I was wondering if there are any programs that allow non-traditional backgrounds to get admitted in the CS Phd. As far as I know, all the labs will only let you admit in the program if the CS department admits you. And not having a background or degree in CS is a huge disadvantage.

Anyone has experience getting into PhD program without a CS degree or non-traditional degree?

Thanks in Advance




One question to ask yourself is what you want to do after the PhD. Do you want to go into Academia as Professor/ML Researcher? Or do you want to work for a big company doing ML Research? If it's a big company, are are you thinking Google/Facebook or a company that does ML research, but is less well known?

If you want to become an Academic at an R1 university, I would really recommend not taking any shortcuts. Your career success depends on your research, and your research depends on your professors and the people you work with. Going to a 2nd or 3rd tier PhD isn't worth it if you want to become an academic focused on research.

Figure out how you can get a master's from a a good program. From there get a PhD from a good school. Avoid the tier 3 schools which offer transitional MS programs for people with non CS backgrounds, but it's really a watered down MS. I'd say the same is probably true if you want to work for Facebook/Google Research.

There are companies that do ML/AI research, but they are not really commonly known. One way to find these companies would be to look at the Sponsors for conferences (e.g. NeurIPS 2019) and look at the names. These companies would probably be more open to somebody who didn't do a PhD at the top 10 R1 schools.

I don't remember which schools off the top of my head, but some schools have take an intensive "pre-MS" year before your Master's. This is for people with non CS backgrounds, or CS people who are coming back to school after a long time.

Don't waste your time and money getting a PhD from an unknown school if you seriously want to go into research in any shape or form.


Do you want a PhD or just to work in ML?

Sounds like the former and if so just offer your services to a professor as a developer and forget about the degree.

The fact that you ask the question shows you have no concept of what it means to do a PhD in CS let alone ML or any other field. It's nothing like a bachelor degree! So educate yourself a bit and approach some people who have Masters and PhD in History (your field) and see just what is required for higher level study (you'll be surprised it isn't as easy as you seem to think). Then actually speak to some people who have done a PhD in CS.

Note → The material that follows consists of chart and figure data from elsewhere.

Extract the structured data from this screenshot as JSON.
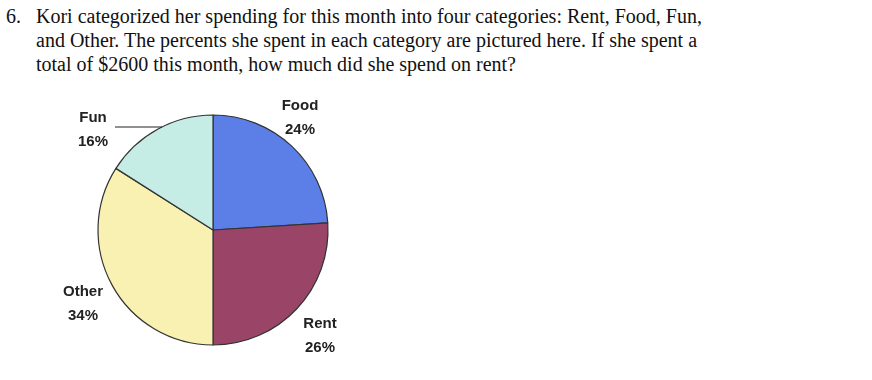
{
  "question": {
    "number": "6.",
    "lines": [
      "Kori categorized her spending for this month into four categories: Rent, Food, Fun,",
      "and Other. The percents she spent in each category are pictured here.  If she spent a",
      "total of $2600 this month, how much did she spend on rent?"
    ]
  },
  "chart_data": {
    "type": "pie",
    "categories": [
      "Food",
      "Rent",
      "Other",
      "Fun"
    ],
    "values": [
      24,
      26,
      34,
      16
    ],
    "value_labels": [
      "24%",
      "26%",
      "34%",
      "16%"
    ],
    "colors": [
      "#5b7fe6",
      "#9a4568",
      "#f8f1b2",
      "#c6ece6"
    ]
  }
}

Frankly, you're only 31 years old. Take the time to do it properly, no short cuts.


Some department somewhere will have to take a chance based on direct knowledge of you, your abilities, and potential to be successful.

Some people somewhere have to know you for that to happen. So start talking to those gatekeepers.

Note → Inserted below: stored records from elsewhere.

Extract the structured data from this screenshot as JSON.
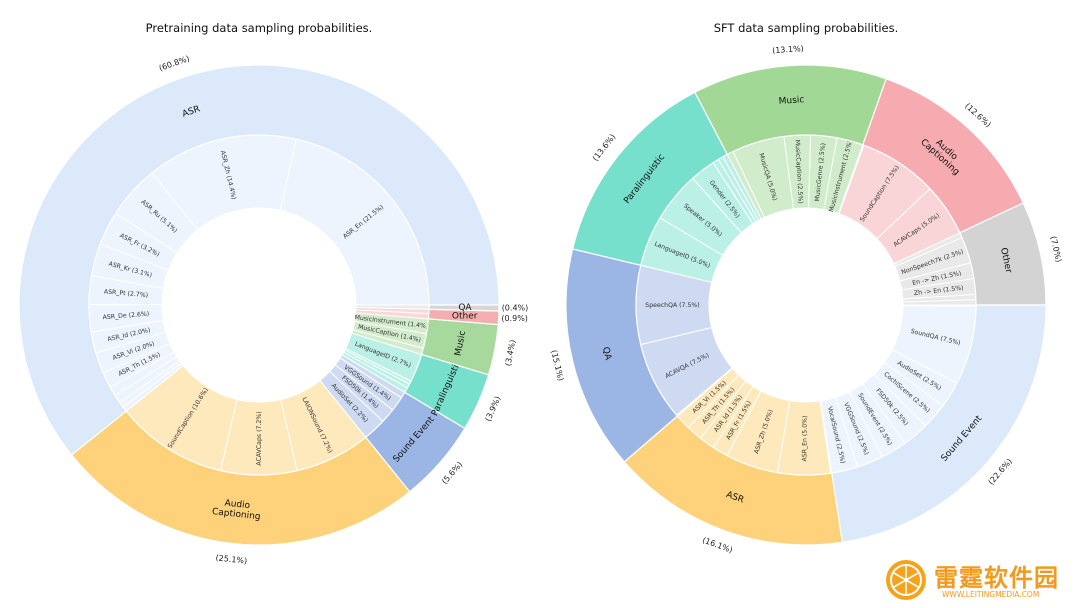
{
  "chart_data": [
    {
      "type": "sunburst",
      "title": "Pretraining data sampling probabilities.",
      "start_angle_deg": 0,
      "outer": [
        {
          "label": "ASR",
          "value": 60.8,
          "pct": "(60.8%)",
          "color": "#dbe9fa"
        },
        {
          "label": "Audio\nCaptioning",
          "value": 25.1,
          "pct": "(25.1%)",
          "color": "#fdd27a"
        },
        {
          "label": "Sound Event",
          "value": 5.6,
          "pct": "(5.6%)",
          "color": "#9bb5e4"
        },
        {
          "label": "Paralinguistic",
          "value": 3.9,
          "pct": "(3.9%)",
          "color": "#77e0cc"
        },
        {
          "label": "Music",
          "value": 3.4,
          "pct": "(3.4%)",
          "color": "#a6d99b"
        },
        {
          "label": "Other",
          "value": 0.9,
          "pct": "(0.9%)",
          "color": "#f5aeb0"
        },
        {
          "label": "QA",
          "value": 0.4,
          "pct": "(0.4%)",
          "color": "#d6d6d6"
        }
      ],
      "inner": [
        {
          "parent": 0,
          "items": [
            {
              "label": "ASR_En (21.5%)",
              "value": 21.5
            },
            {
              "label": "ASR_Zh (14.4%)",
              "value": 14.4
            },
            {
              "label": "ASR_Ru (5.1%)",
              "value": 5.1
            },
            {
              "label": "ASR_Fr (3.2%)",
              "value": 3.2
            },
            {
              "label": "ASR_Kr (3.1%)",
              "value": 3.1
            },
            {
              "label": "ASR_Pt (2.7%)",
              "value": 2.7
            },
            {
              "label": "ASR_De (2.6%)",
              "value": 2.6
            },
            {
              "label": "ASR_Id (2.0%)",
              "value": 2.0
            },
            {
              "label": "ASR_Vi (2.0%)",
              "value": 2.0
            },
            {
              "label": "ASR_Th (1.5%)",
              "value": 1.5
            },
            {
              "label": "",
              "value": 0.9
            },
            {
              "label": "",
              "value": 0.8
            },
            {
              "label": "",
              "value": 0.5
            },
            {
              "label": "",
              "value": 0.5
            }
          ]
        },
        {
          "parent": 1,
          "items": [
            {
              "label": "SoundCaption (10.6%)",
              "value": 10.6
            },
            {
              "label": "ACAVCaps (7.2%)",
              "value": 7.2
            },
            {
              "label": "LAIONSound (7.2%)",
              "value": 7.2
            }
          ]
        },
        {
          "parent": 2,
          "items": [
            {
              "label": "AudioSet (2.2%)",
              "value": 2.2
            },
            {
              "label": "FSD50k (1.4%)",
              "value": 1.4
            },
            {
              "label": "VGGSound (1.4%)",
              "value": 1.4
            },
            {
              "label": "",
              "value": 0.6
            }
          ]
        },
        {
          "parent": 3,
          "items": [
            {
              "label": "",
              "value": 0.5
            },
            {
              "label": "",
              "value": 0.4
            },
            {
              "label": "",
              "value": 0.3
            },
            {
              "label": "LanguageID (2.7%)",
              "value": 2.7
            }
          ]
        },
        {
          "parent": 4,
          "items": [
            {
              "label": "",
              "value": 0.6
            },
            {
              "label": "MusicCaption (1.4%)",
              "value": 1.4
            },
            {
              "label": "MusicInstrument (1.4%)",
              "value": 1.4
            }
          ]
        },
        {
          "parent": 5,
          "items": [
            {
              "label": "",
              "value": 0.5
            },
            {
              "label": "",
              "value": 0.4
            }
          ]
        },
        {
          "parent": 6,
          "items": [
            {
              "label": "",
              "value": 0.4
            }
          ]
        }
      ]
    },
    {
      "type": "sunburst",
      "title": "SFT data sampling probabilities.",
      "start_angle_deg": 0,
      "outer": [
        {
          "label": "Other",
          "value": 7.0,
          "pct": "(7.0%)",
          "color": "#d3d3d3"
        },
        {
          "label": "Audio\nCaptioning",
          "value": 12.6,
          "pct": "(12.6%)",
          "color": "#f5abb0"
        },
        {
          "label": "Music",
          "value": 13.1,
          "pct": "(13.1%)",
          "color": "#a2d896"
        },
        {
          "label": "Paralinguistic",
          "value": 13.6,
          "pct": "(13.6%)",
          "color": "#77e0cc"
        },
        {
          "label": "QA",
          "value": 15.1,
          "pct": "(15.1%)",
          "color": "#9bb5e4"
        },
        {
          "label": "ASR",
          "value": 16.1,
          "pct": "(16.1%)",
          "color": "#fdd27a"
        },
        {
          "label": "Sound Event",
          "value": 22.6,
          "pct": "(22.6%)",
          "color": "#dbe9fa"
        }
      ],
      "inner": [
        {
          "parent": 0,
          "items": [
            {
              "label": "",
              "value": 0.5
            },
            {
              "label": "",
              "value": 0.5
            },
            {
              "label": "Zh -> En (1.5%)",
              "value": 1.5
            },
            {
              "label": "En -> Zh (1.5%)",
              "value": 1.5
            },
            {
              "label": "NonSpeech7k (2.5%)",
              "value": 2.5
            },
            {
              "label": "",
              "value": 0.5
            }
          ]
        },
        {
          "parent": 1,
          "items": [
            {
              "label": "ACAVCaps (5.0%)",
              "value": 5.0
            },
            {
              "label": "SoundCaption (7.5%)",
              "value": 7.5
            },
            {
              "label": "",
              "value": 0.1
            }
          ]
        },
        {
          "parent": 2,
          "items": [
            {
              "label": "MusicInstrument (2.5%)",
              "value": 2.5
            },
            {
              "label": "MusicGenre (2.5%)",
              "value": 2.5
            },
            {
              "label": "MusicCaption (2.5%)",
              "value": 2.5
            },
            {
              "label": "MusicQA (5.0%)",
              "value": 5.0
            },
            {
              "label": "",
              "value": 0.6
            }
          ]
        },
        {
          "parent": 3,
          "items": [
            {
              "label": "",
              "value": 0.5
            },
            {
              "label": "",
              "value": 0.5
            },
            {
              "label": "",
              "value": 0.6
            },
            {
              "label": "Gender (2.5%)",
              "value": 2.5
            },
            {
              "label": "Speaker (5.0%)",
              "value": 5.0
            },
            {
              "label": "LanguageID (5.0%)",
              "value": 5.0
            }
          ]
        },
        {
          "parent": 4,
          "items": [
            {
              "label": "SpeechQA (7.5%)",
              "value": 7.5
            },
            {
              "label": "ACAVQA (7.5%)",
              "value": 7.5
            },
            {
              "label": "",
              "value": 0.1
            }
          ]
        },
        {
          "parent": 5,
          "items": [
            {
              "label": "ASR_Vi (1.5%)",
              "value": 1.5
            },
            {
              "label": "ASR_Th (1.5%)",
              "value": 1.5
            },
            {
              "label": "ASR_Id (1.5%)",
              "value": 1.5
            },
            {
              "label": "ASR_Fr (1.5%)",
              "value": 1.5
            },
            {
              "label": "ASR_Zh (5.0%)",
              "value": 5.0
            },
            {
              "label": "ASR_En (5.0%)",
              "value": 5.0
            },
            {
              "label": "",
              "value": 0.1
            }
          ]
        },
        {
          "parent": 6,
          "items": [
            {
              "label": "VocalSound (2.5%)",
              "value": 2.5
            },
            {
              "label": "VGGSound (2.5%)",
              "value": 2.5
            },
            {
              "label": "SoundEvent (2.5%)",
              "value": 2.5
            },
            {
              "label": "FSD50k (2.5%)",
              "value": 2.5
            },
            {
              "label": "CochlScene (2.5%)",
              "value": 2.5
            },
            {
              "label": "AudioSet (2.5%)",
              "value": 2.5
            },
            {
              "label": "SoundQA (7.5%)",
              "value": 7.5
            },
            {
              "label": "",
              "value": 0.1
            }
          ]
        }
      ]
    }
  ],
  "watermark": {
    "text": "雷霆软件园",
    "subtext": "WWW.LEITINGMEDIA.COM"
  }
}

Talking to the gatekeepers about a master's degree.

Because that lowers their risk; lowers the bar for admission; is sufficient to demonstrate your Phd potential, and is on the roadmap to a Phd anyway.

And of course there are more likely to MS programs for non-traditional backgrounds than Phd's.

Good luck.


It's practically not possible without a Master's degree. However, these days it is easier than ever to do independent research in ai. If you have some interesting results upload them to arxiv and network with other researchers. Having a bunch of papers published in reputable journals may be a way to get into a PhD program.

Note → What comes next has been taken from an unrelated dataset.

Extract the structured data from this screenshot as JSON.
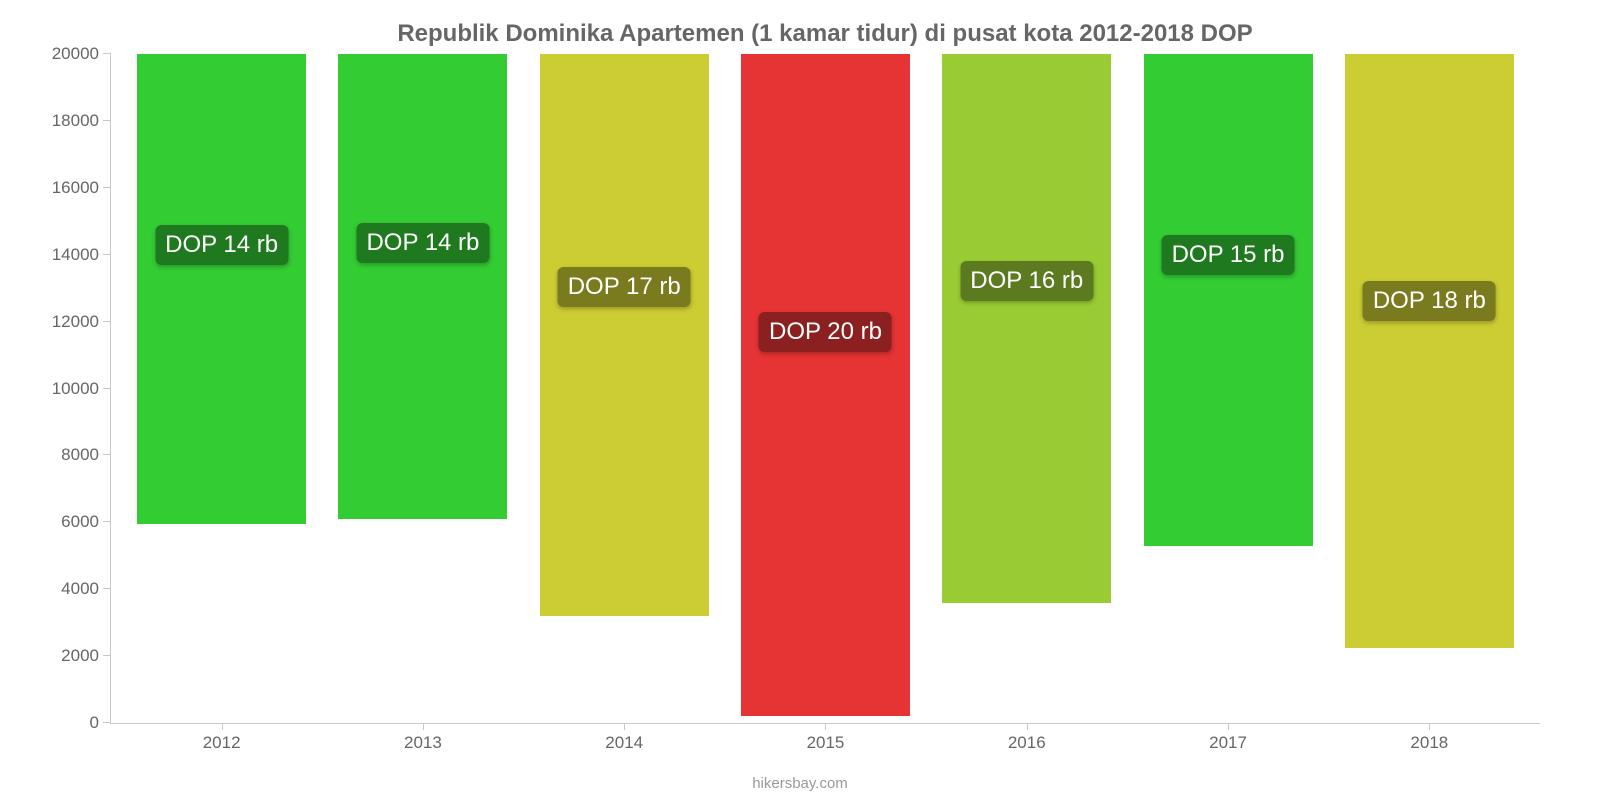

You'll need references from respected academics in whatever field you're trying to get in to. Those relationships are typically built during undergrad and or during a masters. I would personally try to get into a 2-year masters program (much more doable to get accepted in to without a cs degree) before looking at PhD programs.


Start submitting your results to reputed conferences, maybe? Getting one or two acceptances will surely strengthen your case and show prospective grad schools that you are right on top of the field as a self-taught outsider and, more importantly, gladly willing to dig further in the next 4-6 years? Good luck!


What I’ve been told is that it’s hard to get into a top PhD program, not so hard to get into a lower-tier school. Also it is easy to get into a top professional masters program compare to getting into the PhD.